Hi everyone,
I’m currently training a naive Bayes classifier on the SILVA 138.2 SSU NR99 database, and I’ve noticed that it takes significantly longer compared to previous versions. For instance:
Training with SILVA 138.1 finished in about 2 hours.
Training with SILVA 138.2 has already taken over 10 hours, and the job still hasn’t complete, requiring me to extend the allocated runtime further.
Here’s my job script:
#!/bin/bash --login
########## SBATCH Lines for Resource Request ##########
#SBATCH --time=10:00:00 # limit of wall clock time - how long the job runs #SBATCH --nodes=1 # number of different nodes #SBATCH --ntasks=1 # number of tasks #SBATCH --cpus-per-task=6 # number of CPUs (or cores) per task #SBATCH --mem-per-cpu=16G # memory required per allocated CPU (or core) #SBATCH --mail-user= # email for notifications #SBATCH --mail-type=ALL # tye of emails: BEGIN, END, FAIL #SBATCH --job-name qi2-silva # name of the job
########## Command Lines for Job Running ##########
Load the required environment
module purge
conda activate qiime2
Import your reference sequence and taxonomy files into QIIME 2 artifacts
It should not be taking that long. I just constructed my own SILVA 138.2 classifier a few days ago w/o issue. There really is no difference between 138.1 and 138.2 other than updates to the taxonomy. So, there should be no differences in the time it takes to make the classifier.

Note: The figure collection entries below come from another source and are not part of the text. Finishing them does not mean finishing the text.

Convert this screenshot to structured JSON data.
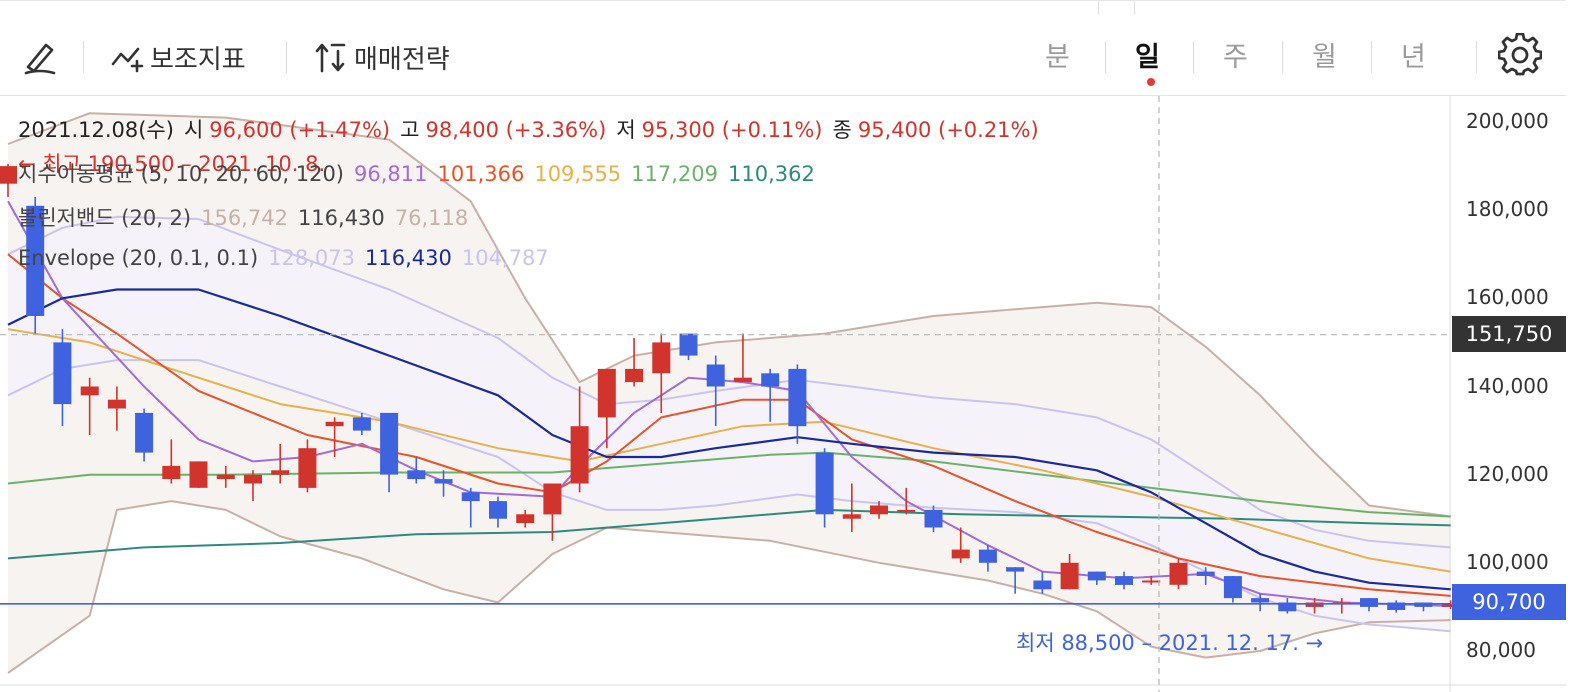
{
  "toolbar": {
    "indicator_label": "보조지표",
    "strategy_label": "매매전략",
    "timeframes": [
      "분",
      "일",
      "주",
      "월",
      "년"
    ],
    "active_timeframe": "일"
  },
  "legend": {
    "ohlc": {
      "date": "2021.12.08(수)",
      "open_label": "시",
      "open": "96,600 (+1.47%)",
      "high_label": "고",
      "high": "98,400 (+3.36%)",
      "low_label": "저",
      "low": "95,300 (+0.11%)",
      "close_label": "종",
      "close": "95,400 (+0.21%)"
    },
    "ema": {
      "name": "지수이동평균 (5, 10, 20, 60, 120)",
      "values": [
        "96,811",
        "101,366",
        "109,555",
        "117,209",
        "110,362"
      ]
    },
    "bollinger": {
      "name": "볼린저밴드 (20, 2)",
      "values": [
        "156,742",
        "116,430",
        "76,118"
      ]
    },
    "envelope": {
      "name": "Envelope (20, 0.1, 0.1)",
      "values": [
        "128,073",
        "116,430",
        "104,787"
      ]
    }
  },
  "annotations": {
    "high": "← 최고 190,500 – 2021. 10. 8.",
    "low": "최저 88,500 – 2021. 12. 17. →"
  },
  "price_tags": {
    "crosshair": "151,750",
    "current": "90,700"
  },
  "colors": {
    "up": "#d0342c",
    "down": "#3f62de",
    "ema5": "#a36bd8",
    "ema10": "#e8532a",
    "ema20": "#e8b04a",
    "ema60": "#6ab26a",
    "ema120": "#2f8a7e",
    "bb": "#c8b0a6",
    "env_mid": "#1a2a9c",
    "env_band": "#c9c4ee"
  },
  "chart_data": {
    "type": "candlestick",
    "y_axis": {
      "ticks": [
        80000,
        100000,
        120000,
        140000,
        160000,
        180000,
        200000
      ],
      "tick_labels": [
        "80,000",
        "100,000",
        "120,000",
        "140,000",
        "160,000",
        "180,000",
        "200,000"
      ],
      "min": 77000,
      "max": 204000,
      "position": "right"
    },
    "crosshair_price": 151750,
    "current_price": 90700,
    "candles": [
      {
        "o": 186000,
        "h": 190500,
        "l": 183000,
        "c": 190000
      },
      {
        "o": 181000,
        "h": 183000,
        "l": 152000,
        "c": 156000
      },
      {
        "o": 150000,
        "h": 153000,
        "l": 131000,
        "c": 136000
      },
      {
        "o": 138000,
        "h": 142000,
        "l": 129000,
        "c": 140000
      },
      {
        "o": 135000,
        "h": 140000,
        "l": 130000,
        "c": 137000
      },
      {
        "o": 134000,
        "h": 135000,
        "l": 123000,
        "c": 125000
      },
      {
        "o": 119000,
        "h": 128000,
        "l": 118000,
        "c": 122000
      },
      {
        "o": 117000,
        "h": 123000,
        "l": 117000,
        "c": 123000
      },
      {
        "o": 119000,
        "h": 122000,
        "l": 117000,
        "c": 120000
      },
      {
        "o": 118000,
        "h": 121000,
        "l": 114000,
        "c": 120000
      },
      {
        "o": 120000,
        "h": 127000,
        "l": 118000,
        "c": 121000
      },
      {
        "o": 117000,
        "h": 128000,
        "l": 116000,
        "c": 126000
      },
      {
        "o": 131000,
        "h": 133000,
        "l": 124000,
        "c": 132000
      },
      {
        "o": 133000,
        "h": 134000,
        "l": 129000,
        "c": 130000
      },
      {
        "o": 134000,
        "h": 134000,
        "l": 116000,
        "c": 120000
      },
      {
        "o": 121000,
        "h": 124000,
        "l": 118000,
        "c": 119000
      },
      {
        "o": 119000,
        "h": 121000,
        "l": 115000,
        "c": 118000
      },
      {
        "o": 116000,
        "h": 117000,
        "l": 108000,
        "c": 114000
      },
      {
        "o": 114000,
        "h": 115000,
        "l": 108000,
        "c": 110000
      },
      {
        "o": 109000,
        "h": 112000,
        "l": 108000,
        "c": 111000
      },
      {
        "o": 111000,
        "h": 118000,
        "l": 105000,
        "c": 118000
      },
      {
        "o": 118000,
        "h": 140000,
        "l": 116000,
        "c": 131000
      },
      {
        "o": 133000,
        "h": 144000,
        "l": 126000,
        "c": 144000
      },
      {
        "o": 141000,
        "h": 151000,
        "l": 140000,
        "c": 144000
      },
      {
        "o": 143000,
        "h": 152000,
        "l": 134000,
        "c": 150000
      },
      {
        "o": 152000,
        "h": 152000,
        "l": 146000,
        "c": 147000
      },
      {
        "o": 145000,
        "h": 147000,
        "l": 131000,
        "c": 140000
      },
      {
        "o": 141000,
        "h": 152000,
        "l": 141000,
        "c": 142000
      },
      {
        "o": 143000,
        "h": 144000,
        "l": 132000,
        "c": 140000
      },
      {
        "o": 144000,
        "h": 145000,
        "l": 127000,
        "c": 131000
      },
      {
        "o": 125000,
        "h": 126000,
        "l": 108000,
        "c": 111000
      },
      {
        "o": 110000,
        "h": 118000,
        "l": 107000,
        "c": 111000
      },
      {
        "o": 111000,
        "h": 114000,
        "l": 110000,
        "c": 113000
      },
      {
        "o": 112000,
        "h": 117000,
        "l": 111000,
        "c": 112000
      },
      {
        "o": 112000,
        "h": 113000,
        "l": 107000,
        "c": 108000
      },
      {
        "o": 101000,
        "h": 108000,
        "l": 100000,
        "c": 103000
      },
      {
        "o": 103000,
        "h": 104000,
        "l": 98000,
        "c": 100000
      },
      {
        "o": 99000,
        "h": 99000,
        "l": 93000,
        "c": 98000
      },
      {
        "o": 96000,
        "h": 98000,
        "l": 93000,
        "c": 94000
      },
      {
        "o": 94000,
        "h": 102000,
        "l": 94000,
        "c": 100000
      },
      {
        "o": 98000,
        "h": 98000,
        "l": 95000,
        "c": 96000
      },
      {
        "o": 97000,
        "h": 98000,
        "l": 94000,
        "c": 95000
      },
      {
        "o": 96000,
        "h": 97000,
        "l": 95000,
        "c": 96000
      },
      {
        "o": 95000,
        "h": 101000,
        "l": 94000,
        "c": 100000
      },
      {
        "o": 98000,
        "h": 99000,
        "l": 95000,
        "c": 97000
      },
      {
        "o": 97000,
        "h": 97000,
        "l": 91000,
        "c": 92000
      },
      {
        "o": 92000,
        "h": 93000,
        "l": 89000,
        "c": 91000
      },
      {
        "o": 91000,
        "h": 92000,
        "l": 88500,
        "c": 89000
      },
      {
        "o": 90000,
        "h": 92000,
        "l": 88500,
        "c": 91000
      },
      {
        "o": 91000,
        "h": 92000,
        "l": 88500,
        "c": 91000
      },
      {
        "o": 92000,
        "h": 92000,
        "l": 89000,
        "c": 90000
      },
      {
        "o": 91000,
        "h": 91500,
        "l": 88700,
        "c": 89300
      },
      {
        "o": 91000,
        "h": 91000,
        "l": 89000,
        "c": 90000
      },
      {
        "o": 90000,
        "h": 91500,
        "l": 89500,
        "c": 90700
      }
    ],
    "lines": {
      "ema5": [
        [
          0,
          182000
        ],
        [
          2,
          160000
        ],
        [
          5,
          140000
        ],
        [
          7,
          128000
        ],
        [
          9,
          123000
        ],
        [
          11,
          124000
        ],
        [
          13,
          127000
        ],
        [
          15,
          121000
        ],
        [
          17,
          116000
        ],
        [
          20,
          115000
        ],
        [
          21,
          122000
        ],
        [
          23,
          134000
        ],
        [
          25,
          142000
        ],
        [
          27,
          141000
        ],
        [
          29,
          139000
        ],
        [
          31,
          124000
        ],
        [
          33,
          114000
        ],
        [
          36,
          104000
        ],
        [
          38,
          98000
        ],
        [
          41,
          96500
        ],
        [
          44,
          97500
        ],
        [
          46,
          93000
        ],
        [
          49,
          91000
        ],
        [
          53,
          90200
        ]
      ],
      "ema10": [
        [
          0,
          170000
        ],
        [
          2,
          160000
        ],
        [
          4,
          152000
        ],
        [
          7,
          139000
        ],
        [
          11,
          129000
        ],
        [
          15,
          124000
        ],
        [
          18,
          118000
        ],
        [
          20,
          116000
        ],
        [
          22,
          123000
        ],
        [
          24,
          133000
        ],
        [
          27,
          137000
        ],
        [
          29,
          137000
        ],
        [
          31,
          128000
        ],
        [
          34,
          122000
        ],
        [
          37,
          114000
        ],
        [
          40,
          107000
        ],
        [
          43,
          101000
        ],
        [
          46,
          97000
        ],
        [
          50,
          94000
        ],
        [
          53,
          92500
        ]
      ],
      "ema20": [
        [
          0,
          153000
        ],
        [
          3,
          150000
        ],
        [
          6,
          144000
        ],
        [
          10,
          136000
        ],
        [
          14,
          132000
        ],
        [
          18,
          126000
        ],
        [
          21,
          123000
        ],
        [
          24,
          127000
        ],
        [
          27,
          131000
        ],
        [
          30,
          132000
        ],
        [
          34,
          126000
        ],
        [
          38,
          121000
        ],
        [
          42,
          115000
        ],
        [
          46,
          108000
        ],
        [
          50,
          101000
        ],
        [
          53,
          98000
        ]
      ],
      "ema60": [
        [
          0,
          118000
        ],
        [
          3,
          120000
        ],
        [
          8,
          120000
        ],
        [
          14,
          120500
        ],
        [
          20,
          120500
        ],
        [
          24,
          122500
        ],
        [
          28,
          124500
        ],
        [
          30,
          125000
        ],
        [
          34,
          123000
        ],
        [
          38,
          120000
        ],
        [
          42,
          117000
        ],
        [
          46,
          114000
        ],
        [
          50,
          111500
        ],
        [
          53,
          110500
        ]
      ],
      "ema120": [
        [
          0,
          101000
        ],
        [
          5,
          103500
        ],
        [
          10,
          104500
        ],
        [
          15,
          106500
        ],
        [
          20,
          107000
        ],
        [
          25,
          109500
        ],
        [
          30,
          112000
        ],
        [
          35,
          111000
        ],
        [
          40,
          110500
        ],
        [
          45,
          110000
        ],
        [
          50,
          109000
        ],
        [
          53,
          108500
        ]
      ],
      "bb_upper": [
        [
          0,
          195000
        ],
        [
          3,
          202000
        ],
        [
          8,
          201000
        ],
        [
          14,
          196000
        ],
        [
          17,
          182000
        ],
        [
          19,
          160000
        ],
        [
          21,
          141000
        ],
        [
          23,
          147000
        ],
        [
          26,
          150000
        ],
        [
          30,
          152000
        ],
        [
          34,
          156000
        ],
        [
          38,
          158000
        ],
        [
          40,
          159000
        ],
        [
          42,
          158000
        ],
        [
          44,
          149000
        ],
        [
          46,
          138000
        ],
        [
          48,
          125000
        ],
        [
          50,
          113000
        ],
        [
          53,
          110500
        ]
      ],
      "bb_lower": [
        [
          0,
          75000
        ],
        [
          3,
          88000
        ],
        [
          4,
          112000
        ],
        [
          6,
          114000
        ],
        [
          8,
          112000
        ],
        [
          10,
          106000
        ],
        [
          13,
          101000
        ],
        [
          16,
          94000
        ],
        [
          18,
          91000
        ],
        [
          20,
          102000
        ],
        [
          22,
          108000
        ],
        [
          24,
          107000
        ],
        [
          28,
          105000
        ],
        [
          32,
          100000
        ],
        [
          36,
          96000
        ],
        [
          38,
          93000
        ],
        [
          40,
          89000
        ],
        [
          42,
          81000
        ],
        [
          44,
          78500
        ],
        [
          46,
          80000
        ],
        [
          48,
          84000
        ],
        [
          50,
          86500
        ],
        [
          53,
          87000
        ]
      ],
      "env_mid": [
        [
          0,
          154000
        ],
        [
          2,
          160000
        ],
        [
          4,
          162000
        ],
        [
          7,
          162000
        ],
        [
          10,
          156000
        ],
        [
          14,
          147000
        ],
        [
          18,
          138000
        ],
        [
          20,
          129000
        ],
        [
          22,
          124000
        ],
        [
          24,
          124000
        ],
        [
          26,
          126000
        ],
        [
          29,
          128500
        ],
        [
          31,
          127000
        ],
        [
          34,
          125000
        ],
        [
          37,
          124000
        ],
        [
          40,
          121000
        ],
        [
          42,
          116000
        ],
        [
          44,
          109000
        ],
        [
          46,
          102000
        ],
        [
          48,
          98000
        ],
        [
          50,
          95500
        ],
        [
          53,
          94000
        ]
      ],
      "env_upper": [
        [
          0,
          170000
        ],
        [
          2,
          176000
        ],
        [
          4,
          178500
        ],
        [
          7,
          178000
        ],
        [
          10,
          171000
        ],
        [
          14,
          162000
        ],
        [
          18,
          151000
        ],
        [
          20,
          142000
        ],
        [
          22,
          136000
        ],
        [
          24,
          137000
        ],
        [
          26,
          139000
        ],
        [
          29,
          141500
        ],
        [
          31,
          140000
        ],
        [
          34,
          137500
        ],
        [
          37,
          136000
        ],
        [
          40,
          133000
        ],
        [
          42,
          128000
        ],
        [
          44,
          120000
        ],
        [
          46,
          112000
        ],
        [
          48,
          107500
        ],
        [
          50,
          105000
        ],
        [
          53,
          103500
        ]
      ],
      "env_lower": [
        [
          0,
          138000
        ],
        [
          2,
          144000
        ],
        [
          4,
          146000
        ],
        [
          7,
          146000
        ],
        [
          10,
          140000
        ],
        [
          14,
          132000
        ],
        [
          18,
          124000
        ],
        [
          20,
          116000
        ],
        [
          22,
          112000
        ],
        [
          24,
          112000
        ],
        [
          26,
          113000
        ],
        [
          29,
          115500
        ],
        [
          31,
          114000
        ],
        [
          34,
          112500
        ],
        [
          37,
          111500
        ],
        [
          40,
          109000
        ],
        [
          42,
          104000
        ],
        [
          44,
          98000
        ],
        [
          46,
          92000
        ],
        [
          48,
          88000
        ],
        [
          50,
          86000
        ],
        [
          53,
          84500
        ]
      ]
    }
  }
}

You can simply run qiime rescript get-silva-data ... to fetch and import the taxonomy for you. See the tutorial which starts with this step here.
Thanks for the quick response. I tried using Rescript several time but I kept getting this error message,
Plugin error from rescript:
Parameter 'version' received '138.2' as an argument, which is incompatible with parameter type: Str % Choices('128', '132')¹ | Str % Choices('138')² | Str % Choices('138.1')³
I reran the job, extending the time limit to 15 hours, and it was successfully completed in 12 hours. I'm not sure why it took that long, and I wasn't able to use rescript. For reference, I am using QIIME 2 version 2024.5.0
You'll need to install the latest version of QIIME 2 (2024.10) to make use of get-silva-data for SILVA v138.2.
Or simply follow the tutorial, using your current version of QIIME 2, to download all the files required. There are several... click on the The gritty details, menu to reveal the detailed instructions... It should work if you simply replace '138.1' with '138.2'.
Thanks for the information. I will consider using [QIIME 2 (2024.10) in future analysis. I have another question related to this topic, how can I decide the minimum length when training the classifier on only the V4 region? The expected amplicon size is ~390bp, thus I set the maximum length to 400, but I am not sure how to decide the minimum length.
I would simply follow the instructions for making an amplicon specific classifier. Basically, trim out the amplicon region of interest using your PCR primer sequences. Then you should not need to worry about length trimming.